Белоконь не стала настаивать. Холодно простившись, она повесила трубку.
Зинаида устроилась в ателье. Старичок портной был рад, что она вернулась, но теперь, кроме него в ателье работали ещё три портнихи, и все, как одна, её невзлюбили.
У Зинаиды всё получалось отлично. Ей нравилось шить. Строчки у неё выходили ровными, аккуратными. Портной был очень доволен её работой. Вскоре он доверил ей крой, и тут началось. То ножницы тупились сами собой, то булавки рассыпались по всему ателье, а однажды, в швейную машину, на которой работала Зина, туда, где крепится челночок, засунули дохлую мышь. Зинаида спокойно взяла её за хвостик, да и выкинула.
Наблюдавший за ней поверх очков старый мастер поманил её пальцем.
— Зиночка, дочка, я тут подумал... — сказал он, откашлявшись, — ты не хочешь ли получить образование? Стать конструктором женского платья, например? Я мог бы похлопотать за тебя, в техникуме работает мой ученик!
— Что вы, нет! — испугалась Зинаида, — мне? Учиться в таком возрасте? Да и дети у меня, некогда. Нет, я не могу.
— Какой у тебя возраст! Мне, девяносто два, и то не возраст! Подумай, Зина. Не отказывайся сразу. Это совсем другие возможности, другие деньги... я вижу в тебе талант! — и старик поднял палец вверх.
... Но похлопотать он за Зину не успел: через два дня умер прямо за раскроечным столом. После его смерти Зине пришлось оставить ателье. Портнихи дали понять, что она лишняя.
Вскоре она нашла работу в другом ателье и всё чаще вспоминала совет, который дал ей напоследок мудрый портной.
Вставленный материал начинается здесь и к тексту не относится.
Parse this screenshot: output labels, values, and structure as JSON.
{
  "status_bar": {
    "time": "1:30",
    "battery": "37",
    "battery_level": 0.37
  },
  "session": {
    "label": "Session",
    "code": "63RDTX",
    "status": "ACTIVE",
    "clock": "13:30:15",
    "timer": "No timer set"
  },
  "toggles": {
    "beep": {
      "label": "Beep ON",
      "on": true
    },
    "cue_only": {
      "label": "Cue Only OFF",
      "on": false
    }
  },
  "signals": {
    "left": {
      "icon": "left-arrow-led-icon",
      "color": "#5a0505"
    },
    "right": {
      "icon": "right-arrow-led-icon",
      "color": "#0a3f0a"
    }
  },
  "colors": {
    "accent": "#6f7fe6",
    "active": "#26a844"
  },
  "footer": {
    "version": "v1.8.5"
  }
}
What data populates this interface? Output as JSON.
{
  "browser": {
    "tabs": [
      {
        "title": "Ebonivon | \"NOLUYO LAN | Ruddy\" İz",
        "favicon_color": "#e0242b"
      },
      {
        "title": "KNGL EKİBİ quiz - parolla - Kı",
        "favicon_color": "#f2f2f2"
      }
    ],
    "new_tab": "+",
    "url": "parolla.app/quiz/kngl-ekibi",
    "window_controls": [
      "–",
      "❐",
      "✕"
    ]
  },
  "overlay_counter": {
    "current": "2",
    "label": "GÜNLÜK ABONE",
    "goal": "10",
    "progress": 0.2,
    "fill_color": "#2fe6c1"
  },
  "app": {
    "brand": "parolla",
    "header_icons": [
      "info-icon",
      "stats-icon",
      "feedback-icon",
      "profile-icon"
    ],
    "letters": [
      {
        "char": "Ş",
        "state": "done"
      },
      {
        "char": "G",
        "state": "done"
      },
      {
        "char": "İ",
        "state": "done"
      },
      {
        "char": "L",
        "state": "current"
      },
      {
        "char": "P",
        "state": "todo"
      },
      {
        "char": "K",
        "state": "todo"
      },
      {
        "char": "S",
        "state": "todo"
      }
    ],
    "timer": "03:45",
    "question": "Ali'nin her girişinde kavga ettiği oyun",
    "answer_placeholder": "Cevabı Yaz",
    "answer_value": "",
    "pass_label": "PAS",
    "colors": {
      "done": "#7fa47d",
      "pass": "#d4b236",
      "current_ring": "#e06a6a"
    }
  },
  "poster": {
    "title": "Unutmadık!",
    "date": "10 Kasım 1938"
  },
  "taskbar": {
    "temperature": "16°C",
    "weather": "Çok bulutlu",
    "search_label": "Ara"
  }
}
Она решила, что как только станет посвободнее, пойдёт учиться на конструктора - модельера.
***
Инессу Пруль разрывали противоречия. Будучи беременной, она не могла оставить привычку курить и дымила немилосердно.
— Инесса, хватит курить. Вредно и тебе, и малышу, — Константин Петрович открыл форточку.
— Оставь, Костя. Оставь этот менторский тон... вредно, не вредно! Ещё не хватало, чтобы и ты мне нотации читал, — Инесса затянулась и выпустила сизое облачко прямо ему в лицо.
— А кто ещё тебе читает нотации? — заинтересовался он, но Инесса не удостоив его ответом, уткнулась в журнал, где была напечатана статья Малинина.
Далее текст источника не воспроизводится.